For the past five years, the UCSF Computer Graphics Laboratory has offered a course on our MidasPlus molecular modeling system. This course is intended to familiarize Resource users with molecular modeling software in general, and MidasPlus in particular, and is designed for both beginners and expert users. The course is taught in a large classroom with an instructor demonstrating MidasPlus using a video projector directly interfaced to a Silicon Graphics workstation, with auxiliary handouts and laboratory exercises to be performed later using the graphics workstations available within the Resource. The main problem with this approach to teaching is the time lag between instruction and practice (i.e. lessons may be forgotten, or questions may come up only during hands-on experience). Another problem is that participants must physically be present; there is no possibility of remote learning.
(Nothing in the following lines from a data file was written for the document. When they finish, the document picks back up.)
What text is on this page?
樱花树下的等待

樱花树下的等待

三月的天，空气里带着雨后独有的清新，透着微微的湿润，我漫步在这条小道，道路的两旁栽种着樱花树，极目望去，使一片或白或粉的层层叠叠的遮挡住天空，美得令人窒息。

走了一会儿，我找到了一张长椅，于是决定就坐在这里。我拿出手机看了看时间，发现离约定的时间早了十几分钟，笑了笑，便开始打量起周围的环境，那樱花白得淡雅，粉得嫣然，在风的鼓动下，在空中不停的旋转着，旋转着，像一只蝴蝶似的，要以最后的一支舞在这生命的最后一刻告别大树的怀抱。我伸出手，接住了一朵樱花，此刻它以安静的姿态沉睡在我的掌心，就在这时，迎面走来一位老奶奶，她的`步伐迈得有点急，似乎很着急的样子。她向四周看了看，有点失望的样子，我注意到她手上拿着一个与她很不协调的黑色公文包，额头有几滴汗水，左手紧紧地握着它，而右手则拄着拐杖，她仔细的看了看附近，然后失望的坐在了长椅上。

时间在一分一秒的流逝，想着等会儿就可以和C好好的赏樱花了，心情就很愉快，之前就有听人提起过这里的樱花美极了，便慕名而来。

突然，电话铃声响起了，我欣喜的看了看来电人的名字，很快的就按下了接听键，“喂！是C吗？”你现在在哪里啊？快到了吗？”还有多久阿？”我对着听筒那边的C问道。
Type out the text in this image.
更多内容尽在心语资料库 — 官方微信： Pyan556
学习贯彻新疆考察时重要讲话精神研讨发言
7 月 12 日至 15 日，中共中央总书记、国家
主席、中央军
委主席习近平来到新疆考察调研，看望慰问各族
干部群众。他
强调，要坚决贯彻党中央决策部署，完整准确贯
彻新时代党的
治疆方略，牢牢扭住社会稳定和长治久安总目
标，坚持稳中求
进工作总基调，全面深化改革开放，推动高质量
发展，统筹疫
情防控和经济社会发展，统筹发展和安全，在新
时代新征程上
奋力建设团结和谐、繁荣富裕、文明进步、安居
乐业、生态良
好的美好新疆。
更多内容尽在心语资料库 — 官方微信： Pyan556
When the initial version of the CHIMERA molecular modeling application is released later this year, it will be necessary to train early users of the system. Eventually, when CHIMERA subsumes all existing MidasPlus functionality, it will be necessary to retrain the entire active MidasPlus user community. This includes not only past users, but new users that we will continue to recruit. It is unrealistic to expect these users to visit UCSF for training, or to send Resource personnel to individual sites to train users there. Using a videotaped tutorial is passive learning, which is suboptimal. A World-Wide Web based tutorial is useful, but cannot anticipate all the errors and questions of novice users. The collaboratory environment offers the exciting possibility of remote active learning.
Our interactive training testbed calls for both classroom- and collaboratory-style courses on the use of CHIMERA. It is our expectation that only UCSF users will participate in the classroom-style courses, while the collaboratory will allow users to participate from many remote locations. We will compare these two approaches to training and evaluate their relative effectiveness.